It was to be an ethereal experience. An opportunity to sit on a roof top garden and watch the sunset with one of Saudi Arabia’s leading intellectuals.
It sounded so romantic. I was looking forward to it but I never thought I’d find a little bit of Boston here in the western port city of Jeddah.
It happened twice on a single visit to the house of Dr. Sami Angawi.
Dr. Angawi is an architect, a preservationist, a Sufi leader in the Hijaz region and a descendent of the Prophet Muhammad.
He has been building his house in Jeddah since the 1980s and he says it’s still a work in progress.
Yup. That’s the inside.
Now any Boston resident will tell you that this atrium bears an uncanny resemblance to the interior of the Isabella Stewart Gardner Museum.
Dr. Angawi is involved in preserving the architectural history of Saudi Arabia. Especially in Mecca. There is some concern that old Mecca is being sacrificed to new construction.
The tour of the house continued. This time Dr. Angawi stopped at a drawing of a mosque.

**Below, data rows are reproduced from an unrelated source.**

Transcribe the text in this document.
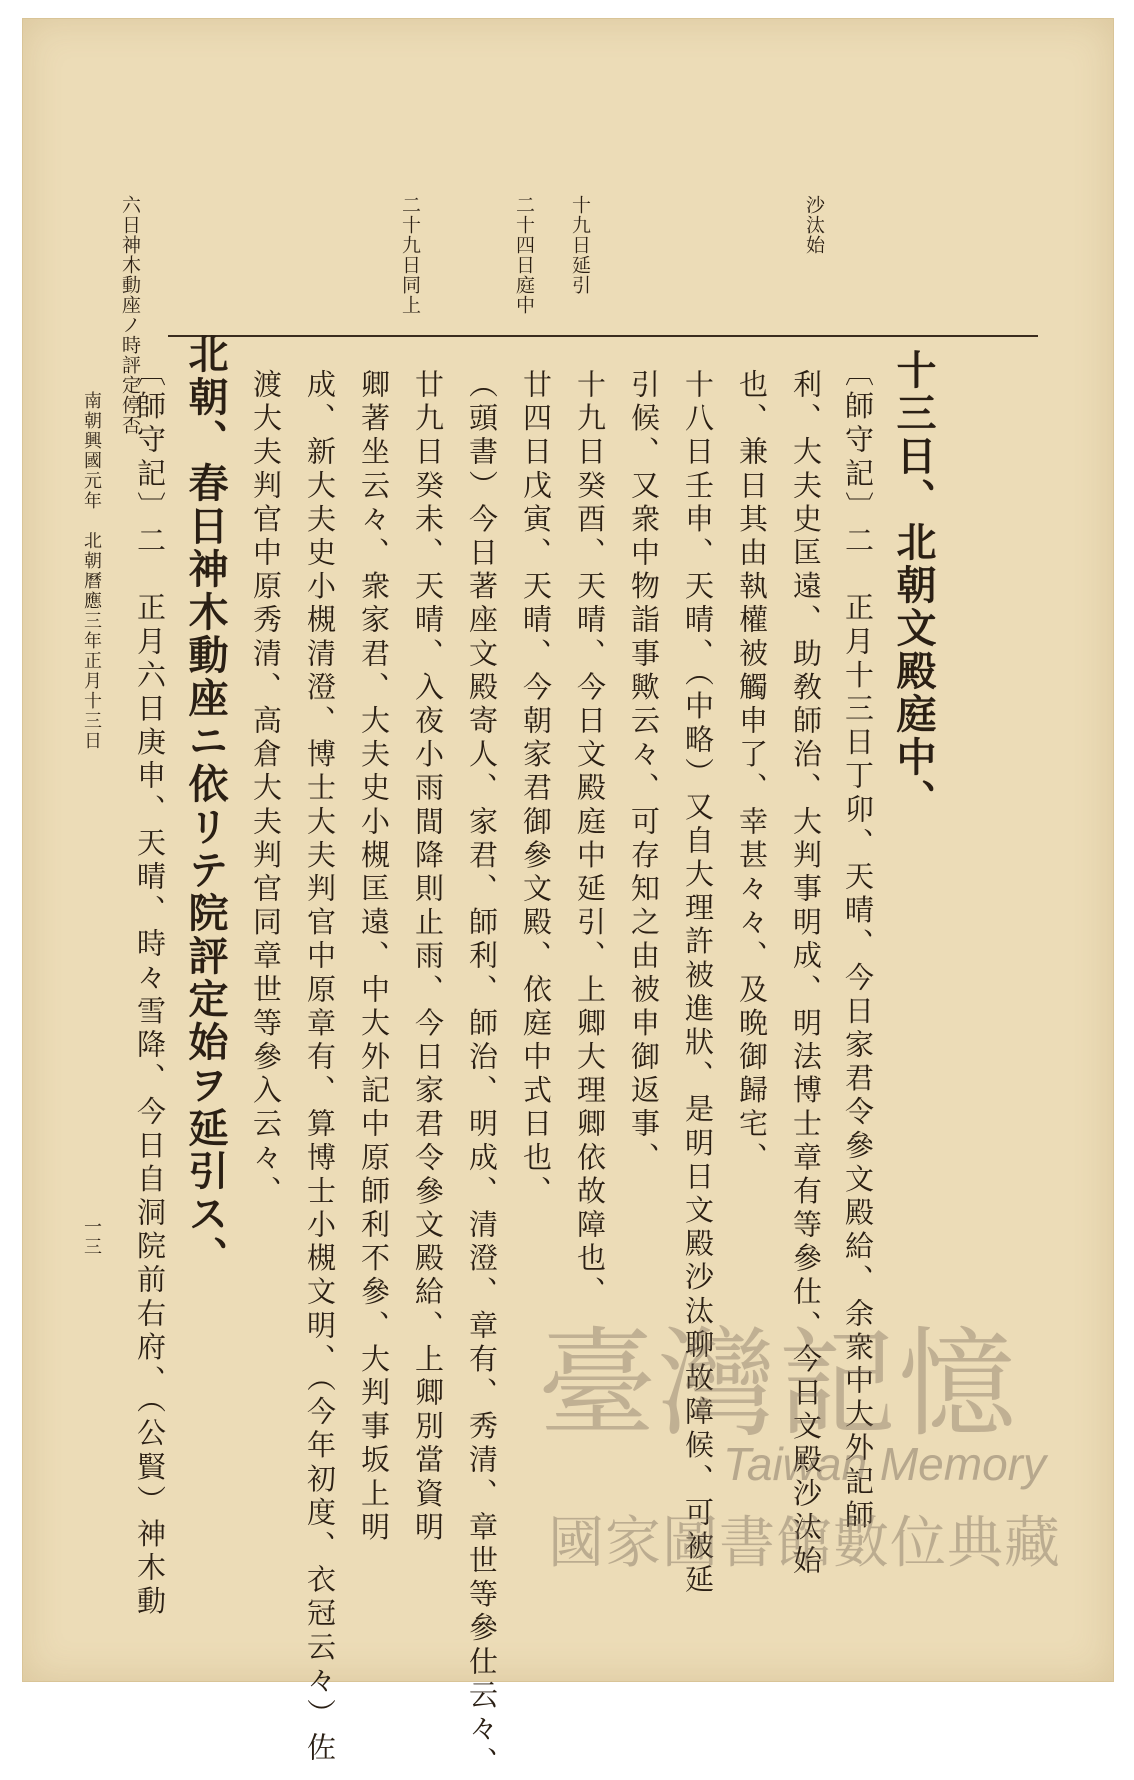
沙汰始

十九日延引

二十四日庭中

二十九日同上

六日神木動座ノ時評定停否

十三日、北朝文殿庭中、

〔師守記〕二　正月十三日丁卯、天晴、今日家君令參文殿給、余衆中大外記師

利、大夫史匡遠、助敎師治、大判事明成、明法博士章有等參仕、今日文殿沙汰始

也、兼日其由執權被觸申了、幸甚々々、及晩御歸宅、

十八日壬申、天晴、（中略）又自大理許被進狀、是明日文殿沙汰聊故障候、可被延

引候、又衆中物詣事歟云々、可存知之由被申御返事、

十九日癸酉、天晴、今日文殿庭中延引、上卿大理卿依故障也、

廿四日戊寅、天晴、今朝家君御參文殿、依庭中式日也、

（頭書）今日著座文殿寄人、家君、師利、師治、明成、清澄、章有、秀清、章世等參仕云々、

廿九日癸未、天晴、入夜小雨間降則止雨、今日家君令參文殿給、上卿別當資明

卿著坐云々、衆家君、大夫史小槻匡遠、中大外記中原師利不參、大判事坂上明

成、新大夫史小槻清澄、博士大夫判官中原章有、算博士小槻文明、（今年初度、衣冠云々）佐

渡大夫判官中原秀清、高倉大夫判官同章世等參入云々、

北朝、春日神木動座ニ依リテ院評定始ヲ延引ス、

〔師守記〕二　正月六日庚申、天晴、時々雪降、今日自洞院前右府、（公賢）神木動

南朝興國元年　北朝曆應三年正月十三日

一三

臺灣記憶
Taiwan Memory
國家圖書館數位典藏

The building looked strangely familiar.
That large bronze dome, the tall red brick minaret that looks like a smoke stack, I’ve seen them before.
Of Course!
It’s the mosque in Roxbury, MA.
I lived in Roxbury for nearly 10 years. I watched this very mosque being built.
One of my colleagues on the Gatekeeper’s trip, Christa Case Bryant of the Christian Science Monitor also lives in the neighborhood. She passes it every day on her way to work.
So did I.
Dr. Angawi was involved in the development and construction of the mosque, which generated a heated debate in the neighborhood.
He was in Roxbury the day the mosque was dedicated.
So was I.
We didn’t meet back then.
So it was beyond cool to share a moment at twilight on his roof and watch the Jeddah sky turn into night.